ECLI:NL:CRVB:2014:499

Centrale Raad van Beroep

Datum uitspraak
19 februari 2014
Publicatiedatum
19 februari 2014
Zaaknummer
12-3304 ZW
Instantie
Centrale Raad van Beroep
Type
Uitspraak
Rechtsgebied
Bestuursrecht; Socialezekerheidsrecht
Procedures
  • Hoger beroep
Vindplaatsen
  • Rechtspraak.nl
AI samenvatting door LexboostAutomatisch gegenereerd

Beëindiging van ZW-uitkering en geschiktheid voor passende arbeid na rugklachten

In deze zaak heeft de Centrale Raad van Beroep op 19 februari 2014 uitspraak gedaan in hoger beroep over de beëindiging van de Ziektewet (ZW)-uitkering van appellant, een zelfstandig ondernemer die vrijwillig verzekerd was voor de ZW. Appellant was op 28 november 2007 uitgevallen met rugklachten en na een verzekeringsgeneeskundig onderzoek was op 25 september 2009 een Functionele Mogelijkhedenlijst (FML) vastgesteld.

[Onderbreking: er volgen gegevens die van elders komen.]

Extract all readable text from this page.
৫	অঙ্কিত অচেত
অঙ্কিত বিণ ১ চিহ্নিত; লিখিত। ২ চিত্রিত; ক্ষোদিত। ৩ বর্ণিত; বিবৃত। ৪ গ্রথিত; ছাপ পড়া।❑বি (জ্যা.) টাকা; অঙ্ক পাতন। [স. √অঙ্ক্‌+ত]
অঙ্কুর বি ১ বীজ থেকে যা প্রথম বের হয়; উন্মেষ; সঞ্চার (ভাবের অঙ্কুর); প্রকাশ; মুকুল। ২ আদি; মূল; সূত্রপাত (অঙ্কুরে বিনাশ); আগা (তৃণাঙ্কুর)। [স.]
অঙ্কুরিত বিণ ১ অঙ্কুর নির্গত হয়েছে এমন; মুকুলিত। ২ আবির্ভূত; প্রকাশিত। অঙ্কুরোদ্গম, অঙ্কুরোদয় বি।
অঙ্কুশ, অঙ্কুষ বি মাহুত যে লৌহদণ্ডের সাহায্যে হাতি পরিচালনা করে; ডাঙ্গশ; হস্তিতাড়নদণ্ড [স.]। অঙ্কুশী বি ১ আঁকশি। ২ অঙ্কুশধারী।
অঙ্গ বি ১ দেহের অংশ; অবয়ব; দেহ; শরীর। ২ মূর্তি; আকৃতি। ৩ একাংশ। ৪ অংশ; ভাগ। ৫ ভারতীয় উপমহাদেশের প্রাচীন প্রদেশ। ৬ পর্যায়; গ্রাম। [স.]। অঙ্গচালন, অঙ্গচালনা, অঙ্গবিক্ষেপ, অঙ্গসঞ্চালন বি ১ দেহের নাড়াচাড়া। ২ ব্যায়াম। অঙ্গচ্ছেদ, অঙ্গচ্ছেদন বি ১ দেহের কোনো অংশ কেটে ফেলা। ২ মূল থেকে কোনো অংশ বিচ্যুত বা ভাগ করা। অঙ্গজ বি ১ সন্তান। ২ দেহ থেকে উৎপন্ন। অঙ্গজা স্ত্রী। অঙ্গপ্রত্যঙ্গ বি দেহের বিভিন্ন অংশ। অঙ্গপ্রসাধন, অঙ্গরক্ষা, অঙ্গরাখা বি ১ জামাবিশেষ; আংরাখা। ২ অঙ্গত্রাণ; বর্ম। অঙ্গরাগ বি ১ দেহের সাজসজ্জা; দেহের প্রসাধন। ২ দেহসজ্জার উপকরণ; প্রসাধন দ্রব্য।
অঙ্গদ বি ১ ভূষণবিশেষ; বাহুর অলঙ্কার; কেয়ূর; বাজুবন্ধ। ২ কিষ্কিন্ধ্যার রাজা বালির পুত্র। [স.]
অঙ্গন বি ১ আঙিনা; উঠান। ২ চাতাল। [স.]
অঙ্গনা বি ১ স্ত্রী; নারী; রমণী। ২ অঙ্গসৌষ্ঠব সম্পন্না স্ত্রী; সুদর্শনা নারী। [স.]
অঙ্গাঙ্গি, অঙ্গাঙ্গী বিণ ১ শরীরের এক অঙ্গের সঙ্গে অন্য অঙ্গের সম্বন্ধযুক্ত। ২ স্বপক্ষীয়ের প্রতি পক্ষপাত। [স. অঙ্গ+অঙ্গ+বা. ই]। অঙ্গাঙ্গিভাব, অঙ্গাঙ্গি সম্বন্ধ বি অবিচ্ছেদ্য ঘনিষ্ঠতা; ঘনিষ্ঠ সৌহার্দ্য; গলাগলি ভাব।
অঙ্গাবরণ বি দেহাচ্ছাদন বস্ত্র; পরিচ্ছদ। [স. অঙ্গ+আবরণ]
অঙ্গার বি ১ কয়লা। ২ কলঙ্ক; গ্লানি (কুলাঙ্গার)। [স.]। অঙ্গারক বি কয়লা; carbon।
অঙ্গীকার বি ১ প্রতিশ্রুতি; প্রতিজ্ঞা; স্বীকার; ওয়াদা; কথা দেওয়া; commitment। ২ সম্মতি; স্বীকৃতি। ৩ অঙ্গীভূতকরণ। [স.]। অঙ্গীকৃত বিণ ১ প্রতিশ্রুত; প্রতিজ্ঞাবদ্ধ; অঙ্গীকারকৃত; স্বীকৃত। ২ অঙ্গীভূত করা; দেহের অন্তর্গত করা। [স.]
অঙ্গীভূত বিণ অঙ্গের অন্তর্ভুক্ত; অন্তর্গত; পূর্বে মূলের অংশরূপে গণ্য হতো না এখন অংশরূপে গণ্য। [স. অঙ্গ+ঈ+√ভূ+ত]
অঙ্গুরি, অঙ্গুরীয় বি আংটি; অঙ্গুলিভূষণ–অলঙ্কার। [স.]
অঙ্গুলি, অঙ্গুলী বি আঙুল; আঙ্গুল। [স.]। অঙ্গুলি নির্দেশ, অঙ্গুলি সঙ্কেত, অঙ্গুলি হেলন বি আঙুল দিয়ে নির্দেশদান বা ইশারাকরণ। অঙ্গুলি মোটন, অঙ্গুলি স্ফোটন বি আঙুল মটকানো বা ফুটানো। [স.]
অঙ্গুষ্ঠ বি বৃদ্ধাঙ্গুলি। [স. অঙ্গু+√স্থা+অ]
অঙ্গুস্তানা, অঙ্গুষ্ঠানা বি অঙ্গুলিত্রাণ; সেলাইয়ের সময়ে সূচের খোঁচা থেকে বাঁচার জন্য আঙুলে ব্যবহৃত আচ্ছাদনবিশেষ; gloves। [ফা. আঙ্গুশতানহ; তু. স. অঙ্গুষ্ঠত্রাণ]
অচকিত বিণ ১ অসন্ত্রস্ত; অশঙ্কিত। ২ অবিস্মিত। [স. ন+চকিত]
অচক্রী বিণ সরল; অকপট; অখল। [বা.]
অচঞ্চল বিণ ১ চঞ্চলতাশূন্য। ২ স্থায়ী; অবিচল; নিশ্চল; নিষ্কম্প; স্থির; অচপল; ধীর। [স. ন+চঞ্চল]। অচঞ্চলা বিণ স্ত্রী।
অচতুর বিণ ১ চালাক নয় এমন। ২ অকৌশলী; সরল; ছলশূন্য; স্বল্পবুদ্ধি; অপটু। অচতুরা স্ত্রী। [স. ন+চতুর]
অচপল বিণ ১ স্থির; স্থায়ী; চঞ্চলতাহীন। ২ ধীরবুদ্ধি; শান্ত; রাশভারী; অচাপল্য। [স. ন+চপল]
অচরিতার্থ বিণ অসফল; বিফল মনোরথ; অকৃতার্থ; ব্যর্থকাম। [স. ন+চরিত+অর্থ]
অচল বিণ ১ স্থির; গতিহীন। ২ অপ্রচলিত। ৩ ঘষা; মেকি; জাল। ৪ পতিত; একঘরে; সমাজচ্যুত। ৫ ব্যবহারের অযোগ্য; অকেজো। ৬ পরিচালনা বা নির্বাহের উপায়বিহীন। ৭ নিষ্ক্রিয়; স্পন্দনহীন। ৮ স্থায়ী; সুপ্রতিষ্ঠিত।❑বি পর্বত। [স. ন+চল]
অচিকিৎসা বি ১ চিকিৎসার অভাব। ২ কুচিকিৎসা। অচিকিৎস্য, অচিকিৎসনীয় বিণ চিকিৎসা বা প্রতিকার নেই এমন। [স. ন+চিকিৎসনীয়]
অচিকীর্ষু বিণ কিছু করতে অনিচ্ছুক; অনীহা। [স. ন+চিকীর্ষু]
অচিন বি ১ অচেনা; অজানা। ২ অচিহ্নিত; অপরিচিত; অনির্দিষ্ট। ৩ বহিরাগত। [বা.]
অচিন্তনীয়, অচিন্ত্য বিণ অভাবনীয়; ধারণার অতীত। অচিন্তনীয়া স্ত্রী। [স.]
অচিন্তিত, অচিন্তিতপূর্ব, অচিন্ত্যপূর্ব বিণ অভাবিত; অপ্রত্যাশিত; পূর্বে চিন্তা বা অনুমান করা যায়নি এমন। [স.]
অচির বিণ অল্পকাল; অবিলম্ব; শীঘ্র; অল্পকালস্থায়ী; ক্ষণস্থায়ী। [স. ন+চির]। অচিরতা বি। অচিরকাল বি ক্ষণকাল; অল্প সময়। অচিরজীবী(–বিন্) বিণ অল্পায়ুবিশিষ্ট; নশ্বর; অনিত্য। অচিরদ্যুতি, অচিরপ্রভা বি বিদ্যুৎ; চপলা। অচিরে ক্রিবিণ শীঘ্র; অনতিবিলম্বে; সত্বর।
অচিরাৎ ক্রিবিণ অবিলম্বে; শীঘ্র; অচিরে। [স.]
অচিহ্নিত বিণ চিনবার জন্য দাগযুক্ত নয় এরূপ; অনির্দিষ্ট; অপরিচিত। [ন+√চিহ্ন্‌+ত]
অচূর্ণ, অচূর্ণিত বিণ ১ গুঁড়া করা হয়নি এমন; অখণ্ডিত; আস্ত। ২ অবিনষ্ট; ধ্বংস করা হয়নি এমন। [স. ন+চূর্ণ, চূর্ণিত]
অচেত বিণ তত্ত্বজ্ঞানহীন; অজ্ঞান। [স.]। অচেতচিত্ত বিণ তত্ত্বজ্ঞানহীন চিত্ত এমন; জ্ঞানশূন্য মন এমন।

Deze FML gaf aan dat appellant ongeschikt was voor zijn maatmanarbeid, maar geschikt voor rugsparende arbeid met afwisseling in zitten, staan en lopen. Op 17 september 2010 meldde appellant zich opnieuw ziek, maar de verzekeringsarts concludeerde dat er geen wezenlijke verandering in zijn medische situatie was en dat hij hersteld was voor de maatgevende arbeid. Het Uwv beëindigde daarop de ZW-uitkering per 8 november 2010.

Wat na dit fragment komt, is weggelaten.